Large Storage Area Didn't Violate Retail Use Requirement
A lease required the space to be used for retail purposes only, but permitted the storage of goods “as an incident” to conducting the retail business. A subtenant used 17,302 square feet of 60,000 square feet of the space for “extra storage.” The owner sued the tenant, claiming that it had violated the lease because the subtenant's storage area was so large that it wasn't incident to the retail business. The owner also claimed that the subtenant's use of so much space for storage deprived it of percentage rent.
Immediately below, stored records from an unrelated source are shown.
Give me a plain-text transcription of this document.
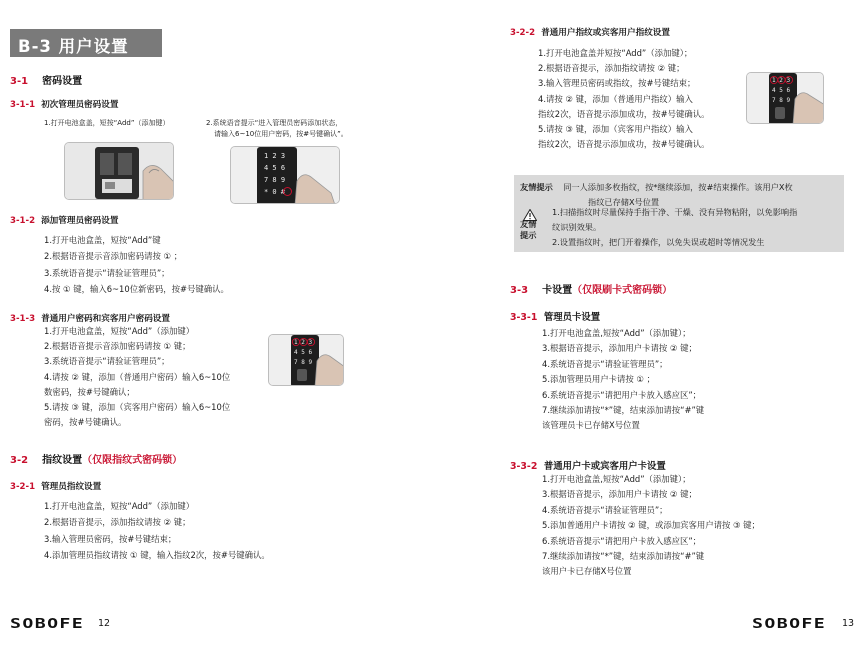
B-3 用户设置
3-1 密码设置
3-1-1 初次管理员密码设置
1.打开电池盒盖，短按“Add”（添加键）	2.系统语音提示“进入管理员密码添加状态，
请输入6~10位用户密码，按#号键确认”。
1 2 3
4 5 6
7 8 9
* 0 #
3-1-2 添加管理员密码设置
1.打开电池盒盖，短按“Add”键
2.根据语音提示音添加密码请按 ① ；
3.系统语音提示“请验证管理员”；
4.按 ① 键，输入6~10位新密码，按#号键确认。
3-1-3 普通用户密码和宾客用户密码设置
1.打开电池盒盖，短按“Add”（添加键）
2.根据语音提示音添加密码请按 ① 键；
3.系统语音提示“请验证管理员”；
4.请按 ② 键，添加（普通用户密码）输入6~10位
数密码，按#号键确认；
5.请按 ③ 键，添加（宾客用户密码）输入6~10位
密码，按#号键确认。
1 2 3
4 5 6
7 8 9
3-2 指纹设置（仅限指纹式密码锁）
3-2-1 管理员指纹设置
1.打开电池盒盖，短按“Add”（添加键）
2.根据语音提示，添加指纹请按 ② 键；
3.输入管理员密码，按#号键结束；
4.添加管理员指纹请按 ① 键，输入指纹2次，按#号键确认。
SOBOFE 12
3-2-2 普通用户指纹或宾客用户指纹设置
1.打开电池盒盖并短按“Add”（添加键）；
2.根据语音提示，添加指纹请按 ② 键；
3.输入管理员密码或指纹，按#号键结束；
4.请按 ② 键，添加（普通用户指纹）输入
指纹2次，语音提示添加成功，按#号键确认。
5.请按 ③ 键，添加（宾客用户指纹）输入
指纹2次，语音提示添加成功，按#号键确认。
1 2 3
4 5 6
7 8 9
友情提示 同一人添加多枚指纹，按*继续添加，按#结束操作。该用户X枚
指纹已存储X号位置
友情
提示
1.扫描指纹时尽量保持手指干净、干燥、没有异物粘附，以免影响指
纹识别效果。
2.设置指纹时，把门开着操作，以免失误或超时等情况发生
3-3 卡设置（仅限刷卡式密码锁）
3-3-1 管理员卡设置
1.打开电池盒盖,短按“Add”（添加键）；
3.根据语音提示，添加用户卡请按 ② 键；
4.系统语音提示“请验证管理员”；
5.添加管理员用户卡请按 ① ；
6.系统语音提示“请把用户卡放入感应区”；
7.继续添加请按“*”键，结束添加请按“#”键
该管理员卡已存储X号位置
3-3-2 普通用户卡或宾客用户卡设置
1.打开电池盒盖,短按“Add”（添加键）；
3.根据语音提示，添加用户卡请按 ② 键；
4.系统语音提示“请验证管理员”；
5.添加普通用户卡请按 ② 键，或添加宾客用户请按 ③ 键；
6.系统语音提示“请把用户卡放入感应区”；
7.继续添加请按“*”键，结束添加请按“#”键
该用户卡已存储X号位置
SOBOFE 13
A Connecticut court ruled that tenant hadn't violated the lease. The court said that the lease recognized that storage of goods is incident to a retail operation's business. (The court noted that incident meant something dependent on or subordinate—that is, lower in priority—to something else of principal or greater importance.) Here, the use of part of the space for storage of goods was dependent on or subordinate to the business of selling those goods, said the court. Also, the nature of the subtenant's business (a seller of outdoor lawn and patio furniture) required a large storage area, the court added. The court also pointed out that the parties could have, but didn't, specify either the minimum square footage to be used for retail space or the maximum permitted for storage space. And the court refused to rewrite the lease to set those amounts. Also, the court rejected the owner's percentage rent argument because the owner didn't prove that the subtenant intentionally expanded the storage area to reduce percentage rent [The Stop & Shop Supermarket Co., LLC v. Granite National Realty, LLC].